Wednesday, February 16, 2005

Warning - link to fatuous nonsense!

Like Dr. Forrester, I'm feeling particularly evil today - watching the NHL flush itself down the crapper has darkened my mood (see below). So I was in exactly the wrong humor to see this nitwittery in the comics page.

Amazing flash from the brilliant wit of Wiley. In fact, he manages to disprove his own argument - he thinks privatizing Social Security is a bad idea, because THE GOVERNMENT might misinvest the funds! One wonders what this incandescent genius' definition of "private" is. He also recycles the hoary old "Gramma will eat dog food!" lie, since his endless well of talent apparently comes up dry in the effort for original thought. (It's almost so you don't notice the subject-verb disagreement.)

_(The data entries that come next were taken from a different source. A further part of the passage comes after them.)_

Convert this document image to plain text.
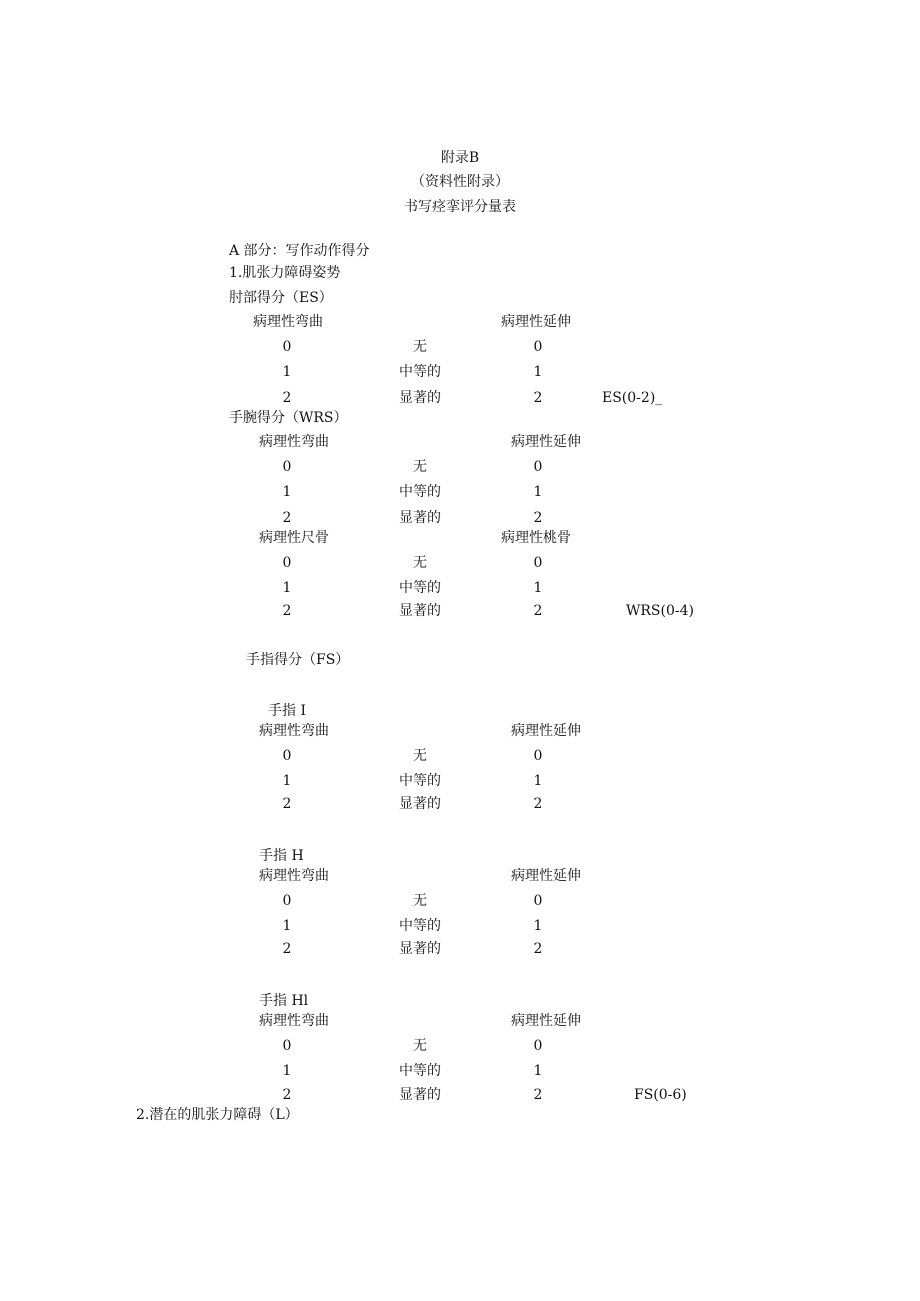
附录B
（资料性附录）
书写痉挛评分量表
A 部分：写作动作得分
1.肌张力障碍姿势
肘部得分（ES）
病理性弯曲	病理性延伸
0	无	0
1	中等的	1
2	显著的	2	ES(0-2)_
手腕得分（WRS）
病理性弯曲	病理性延伸
0	无	0
1	中等的	1
2	显著的	2
病理性尺骨	病理性桃骨
0	无	0
1	中等的	1
2	显著的	2	WRS(0-4)
手指得分（FS）
手指 I
病理性弯曲	病理性延伸
0	无	0
1	中等的	1
2	显著的	2
手指 H
病理性弯曲	病理性延伸
0	无	0
1	中等的	1
2	显著的	2
手指 Hl
病理性弯曲	病理性延伸
0	无	0
1	中等的	1
2	显著的	2	FS(0-6)
2.潜在的肌张力障碍（L）
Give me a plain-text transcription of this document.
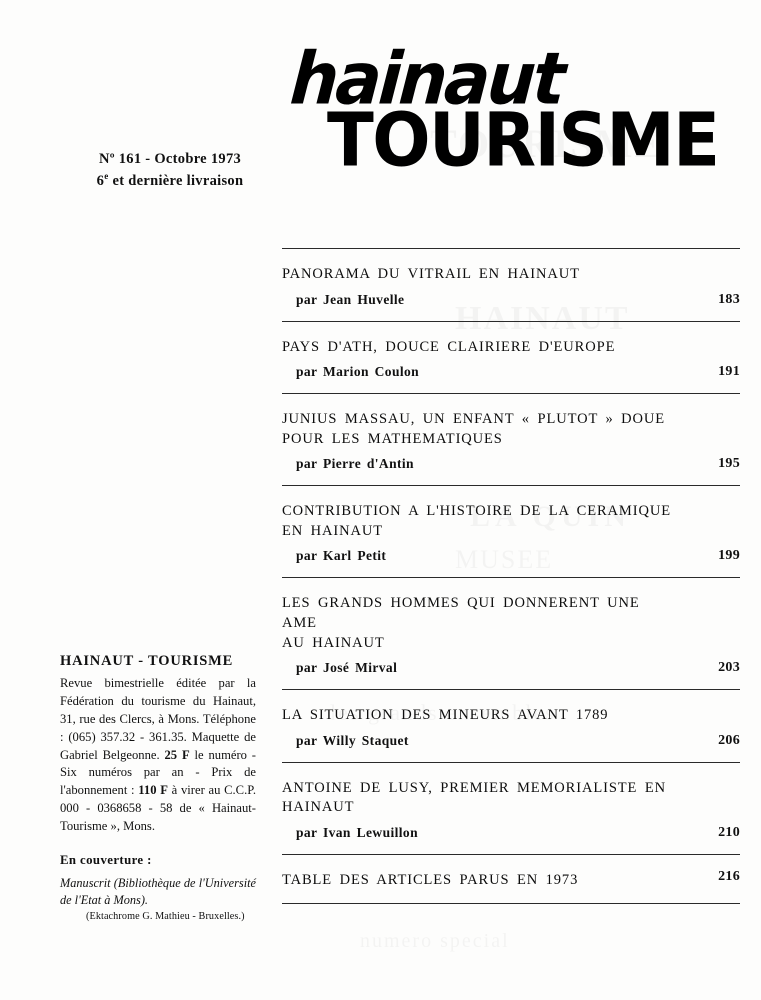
hainaut
TOURISME
Nº 161 - Octobre 1973
6e et dernière livraison
PANORAMA DU VITRAIL EN HAINAUT
par Jean Huvelle	183
PAYS D'ATH, DOUCE CLAIRIERE D'EUROPE
par Marion Coulon	191
JUNIUS MASSAU, UN ENFANT « PLUTOT » DOUE
POUR LES MATHEMATIQUES
par Pierre d'Antin	195
CONTRIBUTION A L'HISTOIRE DE LA CERAMIQUE
EN HAINAUT
par Karl Petit	199
LES GRANDS HOMMES QUI DONNERENT UNE AME
AU HAINAUT
par José Mirval	203
LA SITUATION DES MINEURS AVANT 1789
par Willy Staquet	206
ANTOINE DE LUSY, PREMIER MEMORIALISTE EN HAINAUT
par Ivan Lewuillon	210
TABLE DES ARTICLES PARUS EN 1973	216
HAINAUT - TOURISME
Revue bimestrielle éditée par la Fédération du tourisme du Hainaut, 31, rue des Clercs, à Mons. Téléphone : (065) 357.32 - 361.35. Maquette de Gabriel Belgeonne. 25 F le numéro - Six numéros par an - Prix de l'abonnement : 110 F à virer au C.C.P. 000 - 0368658 - 58 de « Hainaut-Tourisme », Mons.
En couverture :
Manuscrit (Bibliothèque de l'Université de l'Etat à Mons).
(Ektachrome G. Mathieu - Bruxelles.)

I'll bet you everything down to the chair I'm sitting on that Wiley has a 401-k or some other private pension arrangement. Hell, I've got one, and I'd love to be able to add my refunded Social Security monies to it, rather than give it to Uncle Sam as an interest-free loan.

But why am I so upset, really? This is even yesterday's comic, right?

Simple. A comic reaches more people than a policy paper from a think tank. This is a cheap attempt to scare the oldsters, none of whom is at all likely to lose a cent of their benefits. It also purports to be funny - but who would laugh at this? If it's false, it's insulting, and if it's true, it's no laughing matter.

That's why I'm upset. This tosser amuses himself with (AND PROFITS OFF OF) the image of starving senior citizens, offering as indisputable fact a bunch of self-contradictory premises. In fact, his whole bailiwick is self-contradictory. The father figure in his recurring cast is a broadcaster increasingly muffled by the Cloaked Hand of Federal Censorship - an assertion, if true, that we could never have heard of from Wiley himself. In fact, he went from Sunday only to a daily run! Berke Breathed is a lefty funster, but at least he reminded himself to stay funny. He also managed to poke at both sides of the aisle.

Do yourself a favor and read something well-done.